NVIDIA / nvidia-container-toolkit

Build and run containers leveraging NVIDIA GPUs
Apache License 2.0
2.22k stars 241 forks source link

cuda-license/cuda-nvml-dev pulled indirectly in rockylinux #220

Open abellina opened 1 year ago

abellina commented 1 year ago

I am trying to install an RPM that has a dependency on libnvidia-ml.so in a Rocky linux image: https://github.com/NVIDIA/spark-rapids/blob/branch-23.04/docs/additional-functionality/shuffle-docker-examples/Dockerfile.rocky_no_rdma#L38

However, I am noticing that during docker build, rockylinux is pulling extra packages that it doesn't really need: cuda-license-10-1 and cuda-nvml-dev-10-1. Note that if I don't try and install this RPM and just setup a docker image based on https://github.com/NVIDIA/spark-rapids/blob/branch-23.04/docs/additional-functionality/shuffle-docker-examples/Dockerfile.rocky_no_rdma#L30, I see libnvidia-ml.so.1 already there, so I think this library shows up at runtime (via nvidia-docker). I would like to figure out a way to yum install this RPM without these extra packages (note also they are for CUDA 10.1, and I am trying to use 11.5+).

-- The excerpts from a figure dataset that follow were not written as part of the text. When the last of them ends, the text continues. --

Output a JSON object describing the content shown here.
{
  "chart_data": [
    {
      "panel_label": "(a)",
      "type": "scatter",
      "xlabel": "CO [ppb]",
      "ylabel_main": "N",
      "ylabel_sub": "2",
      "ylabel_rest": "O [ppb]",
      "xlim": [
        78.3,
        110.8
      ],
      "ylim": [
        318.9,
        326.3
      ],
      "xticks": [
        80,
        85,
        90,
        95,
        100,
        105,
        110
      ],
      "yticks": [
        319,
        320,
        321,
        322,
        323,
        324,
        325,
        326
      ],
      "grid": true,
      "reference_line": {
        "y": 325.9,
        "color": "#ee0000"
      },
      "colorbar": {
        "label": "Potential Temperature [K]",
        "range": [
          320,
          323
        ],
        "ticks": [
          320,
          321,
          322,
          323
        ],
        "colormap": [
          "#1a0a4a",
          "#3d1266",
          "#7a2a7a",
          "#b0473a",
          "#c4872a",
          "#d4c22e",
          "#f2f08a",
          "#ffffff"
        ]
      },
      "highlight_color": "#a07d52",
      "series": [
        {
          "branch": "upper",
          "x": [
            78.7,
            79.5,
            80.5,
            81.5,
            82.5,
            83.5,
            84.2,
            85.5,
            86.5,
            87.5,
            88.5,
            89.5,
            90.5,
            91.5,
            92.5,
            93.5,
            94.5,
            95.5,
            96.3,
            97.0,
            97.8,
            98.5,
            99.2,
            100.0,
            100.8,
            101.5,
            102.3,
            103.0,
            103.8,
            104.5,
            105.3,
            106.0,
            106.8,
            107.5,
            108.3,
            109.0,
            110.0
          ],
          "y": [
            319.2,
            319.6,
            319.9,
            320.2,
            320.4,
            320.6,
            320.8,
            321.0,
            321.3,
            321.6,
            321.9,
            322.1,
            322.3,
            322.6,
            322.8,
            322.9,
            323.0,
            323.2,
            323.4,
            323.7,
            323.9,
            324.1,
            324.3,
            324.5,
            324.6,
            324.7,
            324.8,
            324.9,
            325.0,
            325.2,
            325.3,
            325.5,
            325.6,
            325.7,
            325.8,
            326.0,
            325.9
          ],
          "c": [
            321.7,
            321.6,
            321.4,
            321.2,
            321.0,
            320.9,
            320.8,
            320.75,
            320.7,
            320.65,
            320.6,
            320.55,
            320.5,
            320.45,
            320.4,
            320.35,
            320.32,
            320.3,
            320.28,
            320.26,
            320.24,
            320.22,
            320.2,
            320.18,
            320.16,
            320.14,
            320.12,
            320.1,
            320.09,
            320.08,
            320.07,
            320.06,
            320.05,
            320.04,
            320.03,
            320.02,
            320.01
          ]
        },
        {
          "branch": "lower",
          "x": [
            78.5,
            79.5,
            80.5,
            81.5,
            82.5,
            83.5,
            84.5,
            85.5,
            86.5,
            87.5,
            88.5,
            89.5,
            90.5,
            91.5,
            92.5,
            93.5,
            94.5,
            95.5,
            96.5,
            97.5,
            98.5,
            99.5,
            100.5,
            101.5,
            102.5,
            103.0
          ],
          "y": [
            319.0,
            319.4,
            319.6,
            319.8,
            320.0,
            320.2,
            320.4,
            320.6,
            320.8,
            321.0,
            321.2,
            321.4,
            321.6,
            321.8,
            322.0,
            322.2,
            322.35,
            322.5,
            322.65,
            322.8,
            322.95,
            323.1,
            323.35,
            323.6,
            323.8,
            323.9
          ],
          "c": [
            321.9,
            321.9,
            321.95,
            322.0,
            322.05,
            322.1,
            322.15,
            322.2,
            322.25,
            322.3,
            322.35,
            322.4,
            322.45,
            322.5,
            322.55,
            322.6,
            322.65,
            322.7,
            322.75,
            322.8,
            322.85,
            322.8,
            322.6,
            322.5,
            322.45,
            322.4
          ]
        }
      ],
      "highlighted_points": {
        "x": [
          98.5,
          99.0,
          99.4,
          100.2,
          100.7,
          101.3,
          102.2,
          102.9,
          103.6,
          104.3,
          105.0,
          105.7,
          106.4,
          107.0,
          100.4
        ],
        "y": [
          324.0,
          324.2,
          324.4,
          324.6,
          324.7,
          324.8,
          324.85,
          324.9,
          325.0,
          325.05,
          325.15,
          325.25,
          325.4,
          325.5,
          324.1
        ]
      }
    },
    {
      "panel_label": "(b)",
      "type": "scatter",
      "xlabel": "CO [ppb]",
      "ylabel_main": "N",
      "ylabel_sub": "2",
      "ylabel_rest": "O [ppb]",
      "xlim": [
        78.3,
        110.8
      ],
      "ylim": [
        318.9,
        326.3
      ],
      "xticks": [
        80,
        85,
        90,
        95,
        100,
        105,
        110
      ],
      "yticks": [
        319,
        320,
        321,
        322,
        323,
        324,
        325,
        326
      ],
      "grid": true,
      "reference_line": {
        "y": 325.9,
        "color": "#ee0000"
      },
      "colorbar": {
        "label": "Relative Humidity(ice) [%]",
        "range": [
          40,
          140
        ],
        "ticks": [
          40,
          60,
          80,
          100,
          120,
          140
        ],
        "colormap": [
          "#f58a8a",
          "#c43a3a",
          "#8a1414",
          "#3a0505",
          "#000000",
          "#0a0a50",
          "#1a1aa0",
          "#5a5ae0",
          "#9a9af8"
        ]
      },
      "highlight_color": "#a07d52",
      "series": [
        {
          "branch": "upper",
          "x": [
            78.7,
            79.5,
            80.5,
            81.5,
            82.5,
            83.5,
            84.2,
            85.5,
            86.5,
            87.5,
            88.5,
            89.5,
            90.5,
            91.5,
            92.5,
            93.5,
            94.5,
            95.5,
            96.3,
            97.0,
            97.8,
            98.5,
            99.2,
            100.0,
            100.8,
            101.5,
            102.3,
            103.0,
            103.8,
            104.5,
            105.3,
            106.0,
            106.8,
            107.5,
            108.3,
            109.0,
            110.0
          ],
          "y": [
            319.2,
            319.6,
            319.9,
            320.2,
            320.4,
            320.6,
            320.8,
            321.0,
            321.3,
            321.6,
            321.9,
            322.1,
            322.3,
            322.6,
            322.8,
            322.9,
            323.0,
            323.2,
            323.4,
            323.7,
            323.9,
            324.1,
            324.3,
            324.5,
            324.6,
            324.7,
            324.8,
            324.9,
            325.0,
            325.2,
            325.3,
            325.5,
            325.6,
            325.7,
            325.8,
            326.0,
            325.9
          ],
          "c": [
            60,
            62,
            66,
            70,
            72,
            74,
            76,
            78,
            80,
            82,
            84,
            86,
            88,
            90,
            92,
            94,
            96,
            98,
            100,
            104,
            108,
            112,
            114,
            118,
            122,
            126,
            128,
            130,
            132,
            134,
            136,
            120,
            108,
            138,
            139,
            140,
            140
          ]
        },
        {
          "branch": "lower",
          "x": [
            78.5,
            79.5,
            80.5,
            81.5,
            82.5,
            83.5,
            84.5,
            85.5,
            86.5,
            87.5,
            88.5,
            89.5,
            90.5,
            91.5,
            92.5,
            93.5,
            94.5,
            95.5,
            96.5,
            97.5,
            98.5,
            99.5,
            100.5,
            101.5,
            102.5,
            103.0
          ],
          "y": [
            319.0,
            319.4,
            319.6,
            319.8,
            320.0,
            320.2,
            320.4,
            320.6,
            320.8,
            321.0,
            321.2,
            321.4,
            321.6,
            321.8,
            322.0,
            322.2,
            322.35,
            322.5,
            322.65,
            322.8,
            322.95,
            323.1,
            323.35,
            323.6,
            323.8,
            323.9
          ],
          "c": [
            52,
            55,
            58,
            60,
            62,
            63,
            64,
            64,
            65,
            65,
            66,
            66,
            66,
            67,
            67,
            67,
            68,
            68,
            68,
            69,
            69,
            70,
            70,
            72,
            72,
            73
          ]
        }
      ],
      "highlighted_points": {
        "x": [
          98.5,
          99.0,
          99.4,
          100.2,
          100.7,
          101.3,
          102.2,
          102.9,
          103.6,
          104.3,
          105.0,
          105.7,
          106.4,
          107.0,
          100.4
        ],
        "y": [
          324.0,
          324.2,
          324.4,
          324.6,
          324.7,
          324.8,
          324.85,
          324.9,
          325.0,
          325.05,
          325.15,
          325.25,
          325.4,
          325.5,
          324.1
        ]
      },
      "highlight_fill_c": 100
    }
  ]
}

Note that the RPM doesn't have an explicit dependency on the cuda package, one of the shared libraries in the package links against the shared library:

ldd libuct_cuda.so
...
      libcudart.so.11.0 => /usr/local/cuda/targets/x86_64-linux/lib/libcudart.so.11.0 (0x00007f20c076f000)
      libnvidia-ml.so.1 => /usr/lib/x86_64-linux-gnu/libnvidia-ml.so.1 (0x00007f20bf7d6000)
...

I have a workaround using rpm --nodeps but I wanted to get some feedback to hear whether this issue is expected, and what the correct approach should be. Thanks in advance.

elezar commented 1 year ago

Note that libnvidia-ml.so is part of the driver installation on the host and should not be included in the image. This file is injected into the container on create by the NVIDIA container stack.

There may be a stub for this library available which you could use if you need to link against it at build time. It might be worth working with openucx community to remove the direct dependency if one exists.

abellina commented 1 year ago

Thank you @elezar, note here is the output of rpm -qp --requires.

The question I had is this specifies libcuda.so in a very similar way to libnvidia-ml.so. Is libcuda.so available at image build time? E.g. this package doesn't require specifically cuda-11-* yet it indirectly does via the shared libraries here.

$ rpm -qp ucx-cuda-1.14.0-1.el8.x86_64.rpm --requires
libc.so.6()(64bit)
libc.so.6(GLIBC_2.2.5)(64bit)
libc.so.6(GLIBC_2.4)(64bit)
libcuda.so.1()(64bit)
libcudart.so.11.0()(64bit)
libcudart.so.11.0(libcudart.so.11.0)(64bit)
libdl.so.2()(64bit)
libdl.so.2(GLIBC_2.2.5)(64bit)
libm.so.6()(64bit)
libnuma.so.1()(64bit)
libnvidia-ml.so.1()(64bit)
libpthread.so.0()(64bit)
libpthread.so.0(GLIBC_2.2.5)(64bit)
librt.so.1()(64bit)
libucm.so.0()(64bit)
libucs.so.0()(64bit)
libuct.so.0()(64bit)
rpmlib(CompressedFileNames) <= 3.0.4-1
rpmlib(FileDigests) <= 4.6.0-1
rpmlib(PayloadFilesHavePrefix) <= 4.0-1
rpmlib(PayloadIsXz) <= 5.2-1
rtld(GNU_HASH)
ucx(x86-64) = 1.14.0-1.el8
elezar commented 1 year ago

Note that these are runtime dependencies. Furthermore, the libcuda.so and libnvidia-ml.so libraries are part of the driver installation that are injected by the NVIDIA container stack when a container is run. If these dependencies are required at build time, stubs should be used instead.

If I recall correctly, there are stubs included in the nvidia/cuda images under /usr/local/cuda, so consider using these instead?

It may still be a good idea to reach out to the package maintainers to relax this requirement for us in containerized environments.